After a long moment, Kannujaq threw down Angula's knife at his feet. He then stepped over the kannujaq blade, and walked away. His dark eyes briefly met Siku's blue ones. The boy seemed confused. Maybe he felt a bit betrayed. For a moment, Kannujaq almost paused, almost opened his mouth to apologize to the young shaman.

But why should he? He hadn't done anything wrong. He had made no promises of assistance to the Tuniit. He was only here, among them, because he and his dogs had mistaken the place for a human camp. Well … maybe the Tuniit were also human. In a way. But that didn't mean Kannujaq owed them anything.

They're Tuniit, and they're crazy,
he thought as he shouldered his way past the sooty camp folk.
And I'm not a bad person for leaving them.

I'm not.

7
Angula's Treasure

While you were reading, we were just discussing whether or not Kannujaq had done the right thing. Leaving the Tuniit to their fate, that is. After all, from what Kannujaq had seen of the Siaraili, they were pretty intimidating. He was wrong about the Tuniit being crazy—they were just scared and had their own ways of understanding things, and that can make people seem a bit nuts, sometimes. But what Kannujaq really needed to understand was that he was part of a larger world, and his people could no longer keep roaming without expecting to bump into other weird folk. In the end, life would not leave him any choice: the wider Arctic was a fact that he had to face. Keep reading and you'll see what we mean.

Kannujaq went straight to his dogs. There were sounds behind him as he left: Angula roaring at people, making more announcements.

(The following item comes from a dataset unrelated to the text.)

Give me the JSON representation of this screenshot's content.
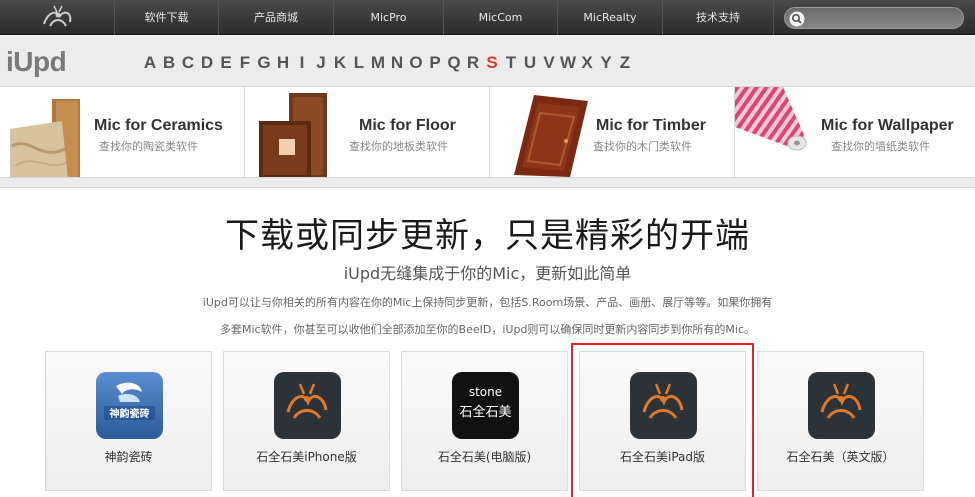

He ignored it all and left the sounds of the Tuniit foolishness behind him.

And there were his dogs. He had never realized,
until that moment, how much he loved these shaggy, jumping, yipping creatures. He had never realized what a treasure he possessed in his simple sled.

Kannujaq only had scraps of dried meat to throw for the dogs, but it would keep them going. The storm had pretty much passed, leaving a bit of snow behind. It was an ideal time for departure. He went to see if everything was lashed down properly in the sled. Then he went to relieve himself.

He took a step. There was the sudden flutter of wings. White appeared out of nowhere—a male ptarmigan hidden in an old snow patch. The potential food item nearly flew straight over his head, and Kannujaq desperately looked around for a rock to wing it with.

Then he saw them.

There were four of them, one grossly fat. Kannujaq knew that that one was Angula. So, he had decided not to let Kannujaq live, after all. They were coming on fast, carrying obscenely long knives, all made of the stuff that Siku had believed to be kannujaq—and much larger than the knife the boy had shown him.